To continue on in the series of reaction-based cheminformatics on the MolSync website, the final missing search piece has now been implemented: reaction similarity. This works in a manner that is analogous to the transform feature, insofar as if you just draw one side of the reaction, or draw both sides but provide no atom-to-atom mapping information, the search behaviour just uses the molecules as-is. If you do provide atom mapping, though, the search gets a whole lot more specific.
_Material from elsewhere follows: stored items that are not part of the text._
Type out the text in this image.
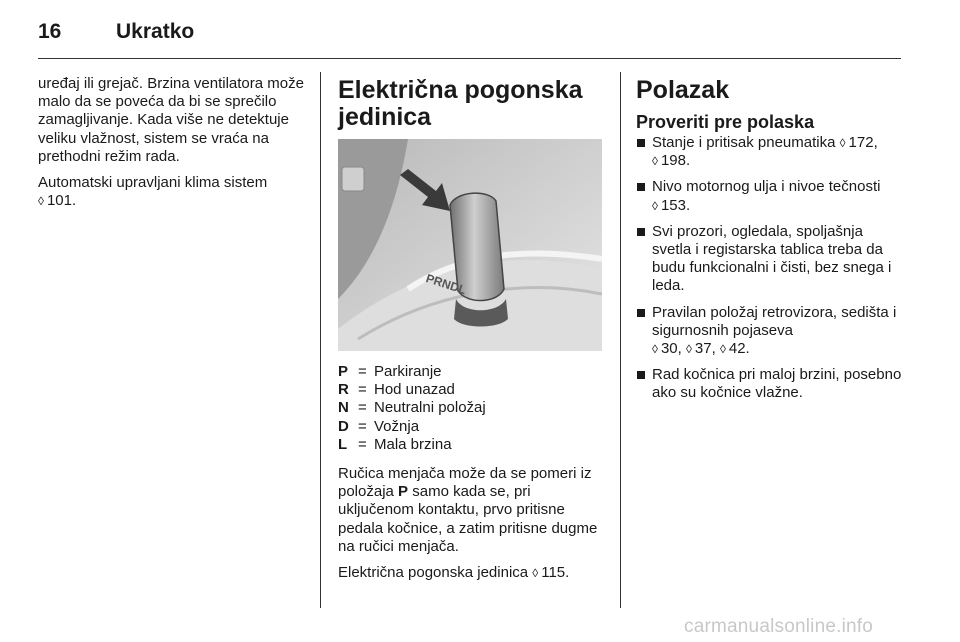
16	Ukratko

uređaj ili grejač. Brzina ventilatora može malo da se poveća da bi se sprečilo zamagljivanje. Kada više ne detektuje veliku vlažnost, sistem se vraća na prethodni režim rada.

Automatski upravljani klima sistem
◊ 101.

Električna pogonska
jedinica
PRNDL
P = Parkiranje
R = Hod unazad
N = Neutralni položaj
D = Vožnja
L = Mala brzina

Ručica menjača može da se pomeri iz položaja P samo kada se, pri uključenom kontaktu, prvo pritisne pedala kočnice, a zatim pritisne dugme na ručici menjača.

Električna pogonska jedinica ◊ 115.

Polazak
Proveriti pre polaska
Stanje i pritisak pneumatika ◊ 172,
◊ 198.
Nivo motornog ulja i nivoe tečnosti
◊ 153.
Svi prozori, ogledala, spoljašnja svetla i registarska tablica treba da budu funkcionalni i čisti, bez snega i leda.
Pravilan položaj retrovizora, sedišta i sigurnosnih pojaseva
◊ 30, ◊ 37, ◊ 42.
Rad kočnica pri maloj brzini, posebno ako su kočnice vlažne.
carmanualsonline.info
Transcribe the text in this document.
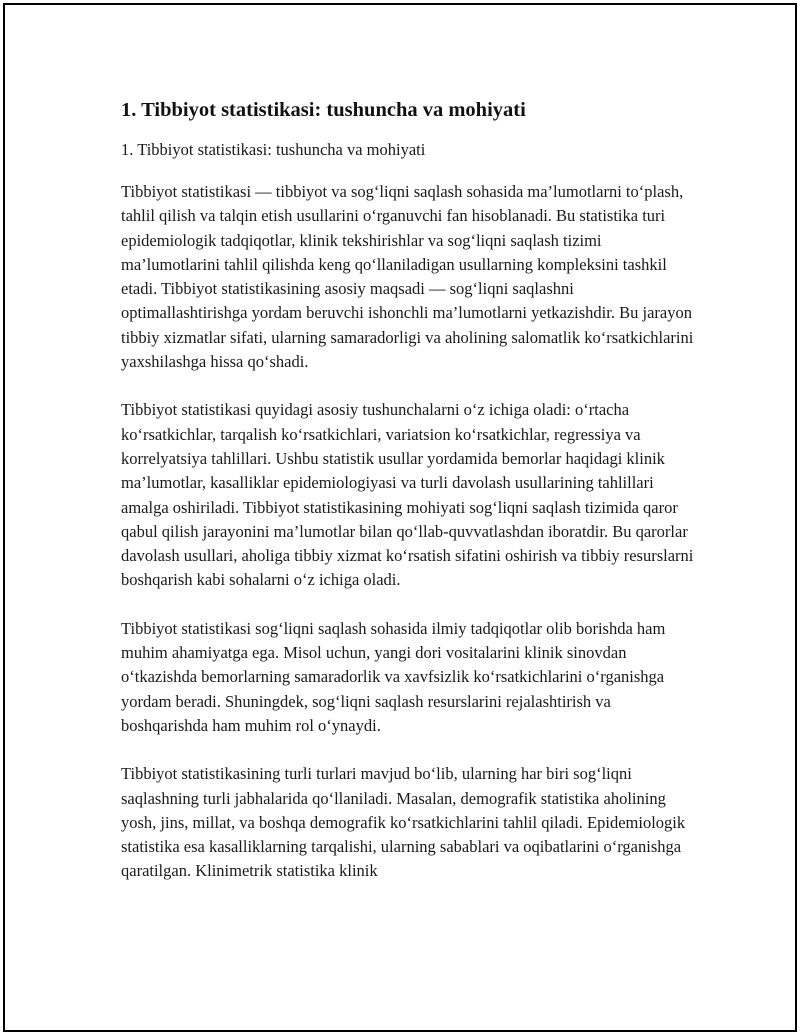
1. Tibbiyot statistikasi: tushuncha va mohiyati
1. Tibbiyot statistikasi: tushuncha va mohiyati

Tibbiyot statistikasi — tibbiyot va sog‘liqni saqlash sohasida ma’lumotlarni to‘plash, tahlil qilish va talqin etish usullarini o‘rganuvchi fan hisoblanadi. Bu statistika turi epidemiologik tadqiqotlar, klinik tekshirishlar va sog‘liqni saqlash tizimi ma’lumotlarini tahlil qilishda keng qo‘llaniladigan usullarning kompleksini tashkil etadi. Tibbiyot statistikasining asosiy maqsadi — sog‘liqni saqlashni optimallashtirishga yordam beruvchi ishonchli ma’lumotlarni yetkazishdir. Bu jarayon tibbiy xizmatlar sifati, ularning samaradorligi va aholining salomatlik ko‘rsatkichlarini yaxshilashga hissa qo‘shadi.

Tibbiyot statistikasi quyidagi asosiy tushunchalarni o‘z ichiga oladi: o‘rtacha ko‘rsatkichlar, tarqalish ko‘rsatkichlari, variatsion ko‘rsatkichlar, regressiya va korrelyatsiya tahlillari. Ushbu statistik usullar yordamida bemorlar haqidagi klinik ma’lumotlar, kasalliklar epidemiologiyasi va turli davolash usullarining tahlillari amalga oshiriladi. Tibbiyot statistikasining mohiyati sog‘liqni saqlash tizimida qaror qabul qilish jarayonini ma’lumotlar bilan qo‘llab-quvvatlashdan iboratdir. Bu qarorlar davolash usullari, aholiga tibbiy xizmat ko‘rsatish sifatini oshirish va tibbiy resurslarni boshqarish kabi sohalarni o‘z ichiga oladi.

Tibbiyot statistikasi sog‘liqni saqlash sohasida ilmiy tadqiqotlar olib borishda ham muhim ahamiyatga ega. Misol uchun, yangi dori vositalarini klinik sinovdan o‘tkazishda bemorlarning samaradorlik va xavfsizlik ko‘rsatkichlarini o‘rganishga yordam beradi. Shuningdek, sog‘liqni saqlash resurslarini rejalashtirish va boshqarishda ham muhim rol o‘ynaydi.

Tibbiyot statistikasining turli turlari mavjud bo‘lib, ularning har biri sog‘liqni saqlashning turli jabhalarida qo‘llaniladi. Masalan, demografik statistika aholining yosh, jins, millat, va boshqa demografik ko‘rsatkichlarini tahlil qiladi. Epidemiologik statistika esa kasalliklarning tarqalishi, ularning sabablari va oqibatlarini o‘rganishga qaratilgan. Klinimetrik statistika klinik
The query shown above, when used as a transform search, will match exactly one reaction in the current database, which happens to be from ChemSpider Synthetic Pages #43 (manually curated, with significant effort – though decreasingly so as the XMDS tool gets better):
When the similarity search type is selected, this one comes out on top, with a bunch more underneath:
The way the similarity-with-transform metrics are done is a very new method – coded up this morning, in fact. It doesn’t introduce any groundbreaking new ideas in cheminformatics, but it basically works thusly:
- the two sides of the reaction are analysed, and every atom-to-atom pair in which the atom is not found to be in the exact same environment on both sides is considered to be part of the transform
- for atoms in the transform, the method used to find the initial atom identity value for ECFP-type fingerprints is applied to both sides
- ECFP6 fingerprints are calculated for both sides, except that atoms in the transform have their identity replaced with the hybrid identify, i.e. the central transform atoms have a unique starting point value
What this means is that for most of the structure, the usual ECFP6 method applies, but for the core transform, the starting identifiers are unique to the transform itself (and comparable to all other reactions with the same core transform), and atoms that are within 6 degrees of separation from the core transform will have some of their fingerprints perturbed in a transform-specific way. The general idea is that any two structures with the same transform will get a boost in similarity, and from then on the comparison will be up to the various other substituents and components in the scheme. A reaction that has a transform that is similar, but not quite the same, will get a smaller boost because of the transform. A reaction for which the core transform is completely different will have a set of fingerprints that is much less similar than if the structures were all treated independently.
At this point I’m not entirely sure how well these effects play off against each other, e.g. is the value of the transform part vs. the rest of the molecule too high or two low? Not sure just yet. The general thinking is that if you want to look for only things with the same transform, there’s a search type specially for that. Transform similarity has more wiggle room.